Glenn Burgess

Personal information
- Full name: Glenn Burgess
- Born: 17 November 1963 (age 61) Canterbury, New South Wales

Playing information
- Height: 180 cm (5 ft 11 in)
- Weight: 80 kg (12 st 8 lb)
- Position: Fullback
Club
| Years | Team | Pld | T | G | FG | P |
| 1983–87 | St George | 61 | 10 | 0 | 0 | 40 |
| 1988–89 | Gold Coast | 11 | 1 | 0 | 0 | 4 |
|  | Total | 72 | 11 | 0 | 0 | 44 |
- Source:

= Glenn Burgess =

Australian rugby league footballer

Glenn Burgess (born 17 November 1963) is an Australian former professional rugby league footballer who played in the 1980s.

==Playing career==
Burgess was graded by the St George Dragons from the local junior club Penshurst RSL in 1981. He debuted in first grade with the Dragons in 1983, but did not become a regular in the top grade until Brian Johnson suffered a serious back injury in the opening game of 1985. Burgess took over and played so well that Johnson played almost entirely in reserve grade when his fitness returned.

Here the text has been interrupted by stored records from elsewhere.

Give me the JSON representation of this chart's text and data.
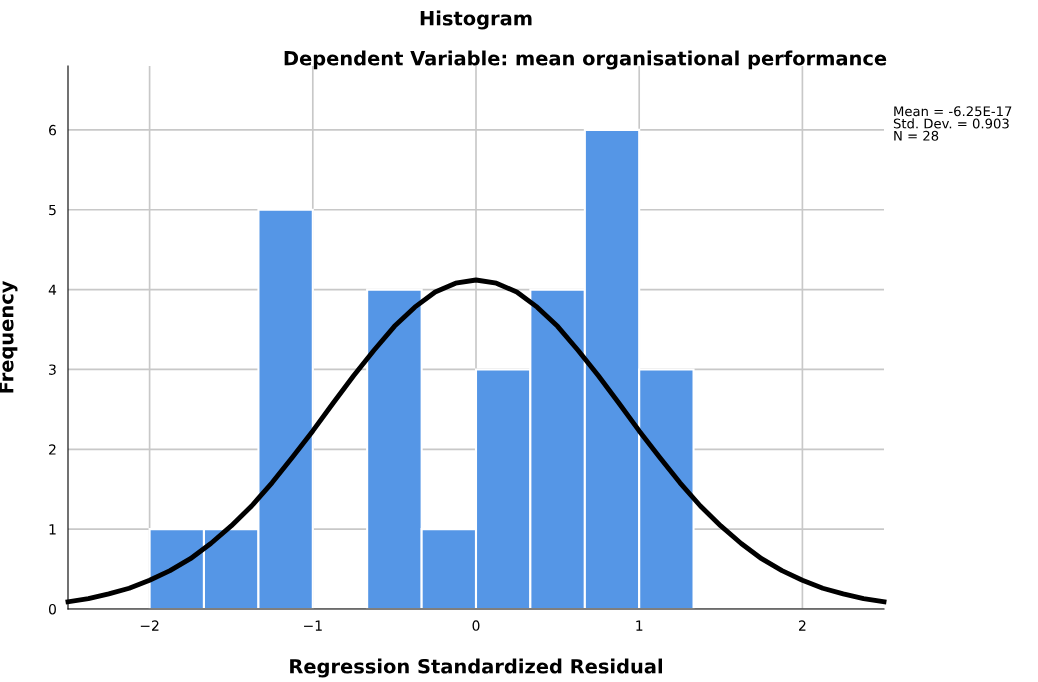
{
  "chart_data": {
    "type": "histogram",
    "title": "Histogram",
    "subtitle": "Dependent Variable: mean organisational performance",
    "xlabel": "Regression Standardized Residual",
    "ylabel": "Frequency",
    "bins": [
      -2,
      -1.667,
      -1.333,
      -1,
      -0.667,
      -0.333,
      0,
      0.333,
      0.667,
      1,
      1.333
    ],
    "values": [
      1,
      1,
      5,
      0,
      4,
      1,
      3,
      4,
      6,
      3
    ],
    "color": "#5596e6",
    "series": [
      {
        "type": "line",
        "color": "#000000",
        "x": [
          -2.5,
          -2.375,
          -2.25,
          -2.125,
          -2,
          -1.875,
          -1.75,
          -1.625,
          -1.5,
          -1.375,
          -1.25,
          -1.125,
          -1,
          -0.875,
          -0.75,
          -0.625,
          -0.5,
          -0.375,
          -0.25,
          -0.125,
          0,
          0.125,
          0.25,
          0.375,
          0.5,
          0.625,
          0.75,
          0.875,
          1,
          1.125,
          1.25,
          1.375,
          1.5,
          1.625,
          1.75,
          1.875,
          2,
          2.125,
          2.25,
          2.375,
          2.5
        ],
        "values": [
          0.09,
          0.13,
          0.19,
          0.26,
          0.36,
          0.48,
          0.63,
          0.82,
          1.04,
          1.29,
          1.58,
          1.9,
          2.23,
          2.58,
          2.92,
          3.24,
          3.54,
          3.78,
          3.97,
          4.08,
          4.12,
          4.08,
          3.97,
          3.78,
          3.54,
          3.24,
          2.92,
          2.58,
          2.23,
          1.9,
          1.58,
          1.29,
          1.04,
          0.82,
          0.63,
          0.48,
          0.36,
          0.26,
          0.19,
          0.13,
          0.09
        ]
      }
    ],
    "xlim": [
      -2.5,
      2.5
    ],
    "ylim": [
      0,
      6.8
    ],
    "xticks": [
      {
        "value": -2,
        "label": "−2"
      },
      {
        "value": -1,
        "label": "−1"
      },
      0,
      1,
      2
    ],
    "yticks": [
      0,
      1,
      2,
      3,
      4,
      5,
      6
    ],
    "grid": true,
    "annotations": [
      "Mean = -6.25E-17\nStd. Dev. = 0.903\nN = 28"
    ]
  }
}
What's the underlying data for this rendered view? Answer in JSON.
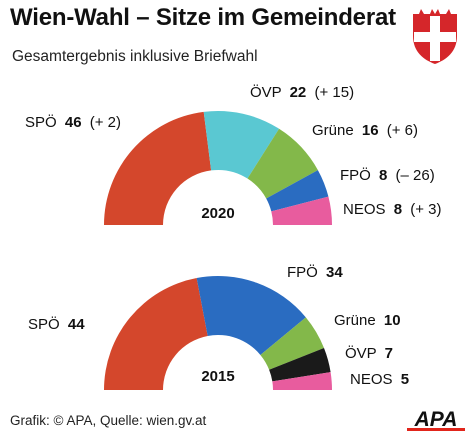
{
  "header": {
    "title": "Wien-Wahl – Sitze im Gemeinderat",
    "subtitle": "Gesamtergebnis inklusive Briefwahl"
  },
  "footer": {
    "source": "Grafik: © APA, Quelle: wien.gv.at",
    "logo_text": "APA"
  },
  "colors": {
    "crest_red": "#d5262a",
    "logo_red": "#e1251b"
  },
  "chart_data": [
    {
      "type": "pie",
      "subtype": "parliament-semicircle",
      "center_label": "2020",
      "categories": [
        "SPÖ",
        "ÖVP",
        "Grüne",
        "FPÖ",
        "NEOS"
      ],
      "values": [
        46,
        22,
        16,
        8,
        8
      ],
      "changes": [
        "+ 2",
        "+ 15",
        "+ 6",
        "– 26",
        "+ 3"
      ],
      "colors": [
        "#d4472c",
        "#5ac8d2",
        "#83b84a",
        "#2a6cc1",
        "#e85c9e"
      ]
    },
    {
      "type": "pie",
      "subtype": "parliament-semicircle",
      "center_label": "2015",
      "categories": [
        "SPÖ",
        "FPÖ",
        "Grüne",
        "ÖVP",
        "NEOS"
      ],
      "values": [
        44,
        34,
        10,
        7,
        5
      ],
      "changes": [],
      "colors": [
        "#d4472c",
        "#2a6cc1",
        "#83b84a",
        "#1a1a1a",
        "#e85c9e"
      ]
    }
  ]
}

Burgess played fullback in the 1985 Grand Final where he was tested repeatedly by the Canterbury kickers, but after another good season in 1986 he fell off in 1987 and fluctuated between first and reserve grades.

Burgess was a talented player and was known for his expertise at catching towering high balls from opposition kickers. He played 61 first grade games for the Dragons before finishing his career at the Gold Coast.